Un bottino dal valore di ben 60mila euro, tra contanti e preziosi, rubato agli anziani di Piacenza e provincia: a tanto ammonta la refurtiva che i truffatori sono riusciti a “spillare” alle loro vittime, in soli 4 mesi di attività. A lanciare nuovamente l’allarme è l’Arma dei carabinieri, che dal 1 gennaio ad oggi ha raccolto ben 20 denunce (più 9 tentate truffe fortunatamente non andate a segno), da parte di altrettanti cittadini, caduti nella trappola dei malviventi.

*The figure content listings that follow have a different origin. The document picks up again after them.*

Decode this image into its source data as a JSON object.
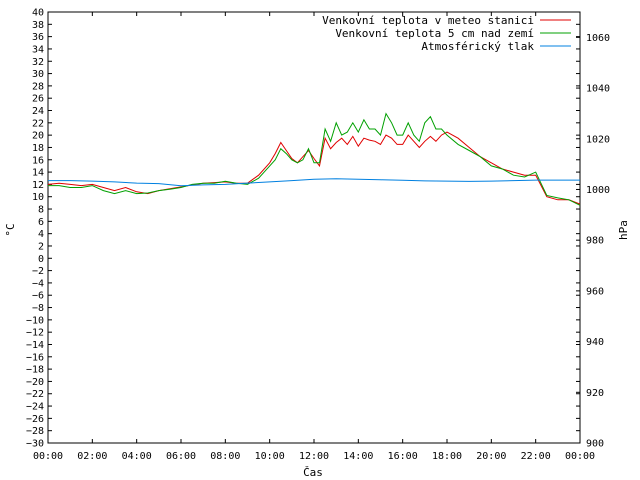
{
  "chart_data": {
    "type": "line",
    "xlabel": "Čas",
    "ylabel": "°C",
    "y2label": "hPa",
    "x_ticks": [
      "00:00",
      "02:00",
      "04:00",
      "06:00",
      "08:00",
      "10:00",
      "12:00",
      "14:00",
      "16:00",
      "18:00",
      "20:00",
      "22:00",
      "00:00"
    ],
    "xlim_hours": [
      0,
      24
    ],
    "ylim": [
      -30,
      40
    ],
    "y_ticks": [
      40,
      38,
      36,
      34,
      32,
      30,
      28,
      26,
      24,
      22,
      20,
      18,
      16,
      14,
      12,
      10,
      8,
      6,
      4,
      2,
      0,
      -2,
      -4,
      -6,
      -8,
      -10,
      -12,
      -14,
      -16,
      -18,
      -20,
      -22,
      -24,
      -26,
      -28,
      -30
    ],
    "y2lim": [
      900,
      1070
    ],
    "y2_ticks": [
      1060,
      1040,
      1020,
      1000,
      980,
      960,
      940,
      920,
      900
    ],
    "grid": false,
    "legend_position": "top-right",
    "series": [
      {
        "name": "Venkovní teplota v meteo stanici",
        "color": "#e00000",
        "axis": "left",
        "x": [
          0,
          0.5,
          1,
          1.5,
          2,
          2.5,
          3,
          3.5,
          4,
          4.5,
          5,
          5.5,
          6,
          6.5,
          7,
          7.5,
          8,
          8.5,
          9,
          9.5,
          10,
          10.25,
          10.5,
          10.75,
          11,
          11.25,
          11.5,
          11.75,
          12,
          12.25,
          12.5,
          12.75,
          13,
          13.25,
          13.5,
          13.75,
          14,
          14.25,
          14.5,
          14.75,
          15,
          15.25,
          15.5,
          15.75,
          16,
          16.25,
          16.5,
          16.75,
          17,
          17.25,
          17.5,
          17.75,
          18,
          18.5,
          19,
          19.5,
          20,
          20.5,
          21,
          21.5,
          22,
          22.5,
          23,
          23.5,
          24
        ],
        "y": [
          12,
          12.2,
          12,
          11.8,
          12,
          11.5,
          11,
          11.5,
          10.8,
          10.5,
          11,
          11.3,
          11.6,
          11.9,
          12.2,
          12.3,
          12.4,
          12.2,
          12.2,
          13.5,
          15.5,
          17,
          18.8,
          17.5,
          16.2,
          15.5,
          16.5,
          17.5,
          16.2,
          15,
          19.5,
          17.8,
          18.8,
          19.5,
          18.5,
          19.8,
          18.2,
          19.5,
          19.2,
          19,
          18.5,
          20,
          19.5,
          18.5,
          18.5,
          20,
          19,
          18,
          19,
          19.8,
          19,
          20,
          20.5,
          19.5,
          18,
          16.5,
          15.5,
          14.5,
          14,
          13.5,
          13.5,
          10,
          9.5,
          9.5,
          8.8
        ]
      },
      {
        "name": "Venkovní teplota 5 cm nad zemí",
        "color": "#00a000",
        "axis": "left",
        "x": [
          0,
          0.5,
          1,
          1.5,
          2,
          2.5,
          3,
          3.5,
          4,
          4.5,
          5,
          5.5,
          6,
          6.5,
          7,
          7.5,
          8,
          8.5,
          9,
          9.5,
          10,
          10.25,
          10.5,
          10.75,
          11,
          11.25,
          11.5,
          11.75,
          12,
          12.25,
          12.5,
          12.75,
          13,
          13.25,
          13.5,
          13.75,
          14,
          14.25,
          14.5,
          14.75,
          15,
          15.25,
          15.5,
          15.75,
          16,
          16.25,
          16.5,
          16.75,
          17,
          17.25,
          17.5,
          17.75,
          18,
          18.5,
          19,
          19.5,
          20,
          20.5,
          21,
          21.5,
          22,
          22.5,
          23,
          23.5,
          24
        ],
        "y": [
          11.8,
          11.8,
          11.5,
          11.5,
          11.8,
          11,
          10.5,
          11,
          10.5,
          10.6,
          11,
          11.2,
          11.5,
          12,
          12.2,
          12.2,
          12.5,
          12.2,
          12,
          13,
          15,
          16,
          17.8,
          17,
          16,
          15.5,
          16,
          17.8,
          15.5,
          15.5,
          21,
          19,
          22,
          20,
          20.5,
          22,
          20.5,
          22.5,
          21,
          21,
          20,
          23.5,
          22,
          20,
          20,
          22,
          20,
          19,
          22,
          23,
          21,
          21,
          20,
          18.5,
          17.5,
          16.5,
          15,
          14.5,
          13.5,
          13.2,
          14,
          10.2,
          9.8,
          9.5,
          8.6
        ]
      },
      {
        "name": "Atmosférický tlak",
        "color": "#0080e0",
        "axis": "right",
        "x": [
          0,
          1,
          2,
          3,
          4,
          5,
          6,
          7,
          8,
          9,
          10,
          11,
          12,
          13,
          14,
          15,
          16,
          17,
          18,
          19,
          20,
          21,
          22,
          23,
          24
        ],
        "y": [
          1003.5,
          1003.5,
          1003.3,
          1003,
          1002.5,
          1002.3,
          1001.5,
          1001.8,
          1002,
          1002.5,
          1003,
          1003.5,
          1004,
          1004.2,
          1004,
          1003.8,
          1003.6,
          1003.4,
          1003.3,
          1003.2,
          1003.3,
          1003.5,
          1003.7,
          1003.7,
          1003.7
        ]
      }
    ]
  }
}
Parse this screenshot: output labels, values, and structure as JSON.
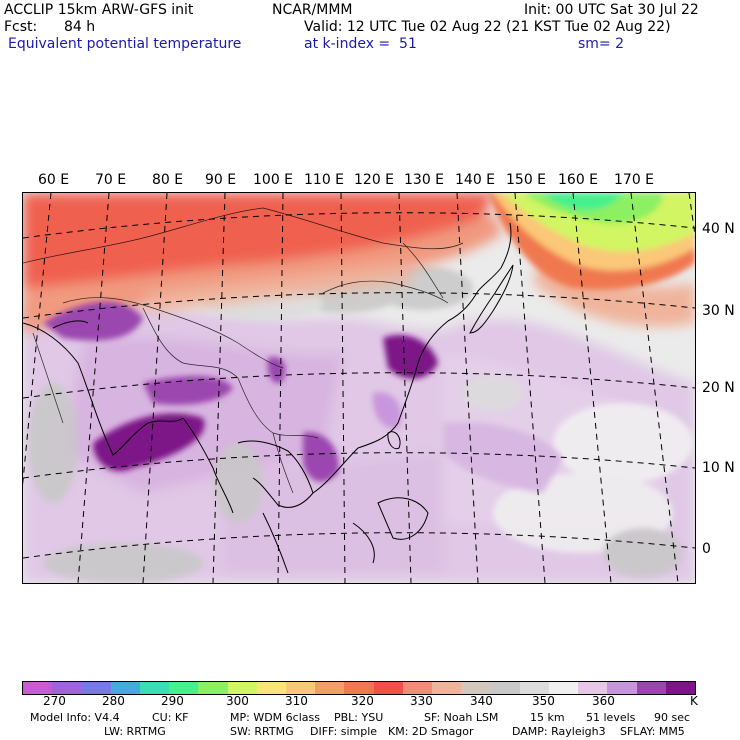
{
  "header": {
    "left_line1": "ACCLIP 15km ARW-GFS init",
    "center_line1": "NCAR/MMM",
    "right_line1": "Init: 00 UTC Sat 30 Jul 22",
    "fcst_label": "Fcst:",
    "fcst_value": "84 h",
    "valid": "Valid: 12 UTC Tue 02 Aug 22 (21 KST Tue 02 Aug 22)",
    "field": "Equivalent potential temperature",
    "level": "at k-index =  51",
    "smooth": "sm= 2"
  },
  "map": {
    "lon_labels": [
      "60 E",
      "70 E",
      "80 E",
      "90 E",
      "100 E",
      "110 E",
      "120 E",
      "130 E",
      "140 E",
      "150 E",
      "160 E",
      "170 E"
    ],
    "lat_labels": [
      "40 N",
      "30 N",
      "20 N",
      "10 N",
      "0"
    ]
  },
  "colorbar": {
    "colors": [
      "#c85ad2",
      "#a064dc",
      "#7878e6",
      "#46aadc",
      "#3cdcb4",
      "#46f08c",
      "#8cf064",
      "#d2f564",
      "#fae678",
      "#fac878",
      "#f0a064",
      "#f07850",
      "#f05046",
      "#f08c78",
      "#f0b49b",
      "#d2c8be",
      "#c8c8c8",
      "#dcdcdc",
      "#f0f0f0",
      "#e6c8e6",
      "#c896dc",
      "#9b46af",
      "#7d1487"
    ],
    "labels": [
      "270",
      "280",
      "290",
      "300",
      "310",
      "320",
      "330",
      "340",
      "350",
      "360"
    ],
    "unit": "K"
  },
  "footer": {
    "model_info": "Model Info: V4.4",
    "cu": "CU: KF",
    "mp": "MP: WDM 6class",
    "pbl": "PBL: YSU",
    "sf": "SF: Noah LSM",
    "res": "15 km",
    "levels": "51 levels",
    "dt": "90 sec",
    "lw": "LW: RRTMG",
    "sw": "SW: RRTMG",
    "diff": "DIFF: simple",
    "km": "KM: 2D Smagor",
    "damp": "DAMP: Rayleigh3",
    "sflay": "SFLAY: MM5"
  }
}
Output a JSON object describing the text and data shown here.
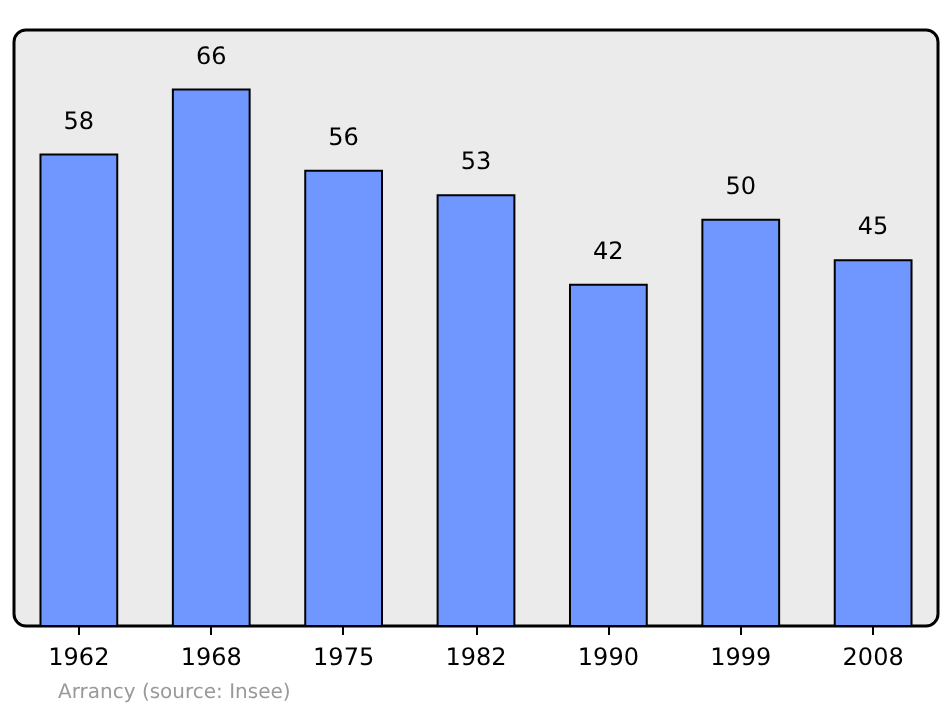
{
  "chart_data": {
    "type": "bar",
    "categories": [
      "1962",
      "1968",
      "1975",
      "1982",
      "1990",
      "1999",
      "2008"
    ],
    "values": [
      58,
      66,
      56,
      53,
      42,
      50,
      45
    ],
    "color": "#7097ff",
    "data_labels": true,
    "annotations": [
      "Arrancy   (source: Insee)"
    ]
  }
}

I dati diffusi oggi, mercoledì 4 maggio, riguardano solo i casi segnalati ai carabinieri; di conseguenza è solo un numero parziale delle truffe andate a segno, ma già allarmante e in grado di rendere l’ampiezza del fenomeno e agiustificare un nuovo appello delle forze dell’ordine, che invitano la popolazione alla massima prudenza. Le vittime sono tutte persone anziane, a volte anche ultraottantenni e quindi facili prede per i ladri.

Due le modalità utilizzate con maggior frequenza dai malintenzionati, ecco quali:

IL FALSO TECNICO IREN – Da inizio anno 7 casi accertati (4 i tentativi andati a vuoto), con un bottino complessivo pari 40mila euro. Come funziona? il falso tecnico di Iren, spesso in complagni di un complice,  con tuta o pettorina da lavoro, si presenta direttamente alla porta di casa, dicendo di dover controllare la qualità dell’acqua.

Apre il rubinetto e l’acqua, a contatto con la sua mano imbevuta di una sostanza chimica, diventa rossa. “C’è del mercurio dobbiamo depurarla” racconta a quel punto il truffatore al malcapitato di turno, chiedendogli di mettere contanti e monili in un sacchetto da riporre nel freezer, così da proteggerli mentre lui si occupa della bonifica. Ovviamente si tratta di un trucco: mentre uno dei due distrae la vittima, l’altro s’intasca i preziosi. A quel punto salutano gentilmente il padrone di casa, che solo quando i truffatori sono già lontani si accorge del furto.

I FINTI CARABINIERI AL TELEFONO – Da inizio anno ben 13 truffe andate a segno (5 tentate), con un bottino complessivo pari a 20mila euro. Il finto carabiniere contatta la vittima sul telefono di casa, dicendo che il figlio, o un altro congiunto, si trova in stato di fermo in caserma perchè ha avuto un incidente stradale e la sua auto era priva di assicurazione. Sarà quindi arrestato, aggiunge il finto militare, se l’anziano non salda immediatamente l’importo dell’assicurazione.

La vittima viene inoltre invitata a contattare direttamente la caserma per verificare personalmente i fatti. L’anziano riaggancia e compone il numero, ma i truffatori in realtà restano in linea (una tecnica attuabile solo sul telefono fisso, che permette a chi chiama di restare collegato all’utente per 90 secondi, anche se quest’ultimo chiude la comunicazione)  così che la vittima crede di parlare con la caserma e invece si sta rivolgendo sempre alle stesse persone. Accetta quindi di pagare la somma ad un impiegato o funzionario delle forze dell’ordine che si presenterà direttamente alla sua porta.

I carabinieri invitano i cittadini a diffidare dalle persone che si presentano come rappresentanti delle forze dell’ordine o agiscono con le modalità qui sopra descritte e soprattutto a non far entrare in casa sconosciuti o consegnare loro contanti e preziosi, ma chiamare il 112 direttamente con il cellulare.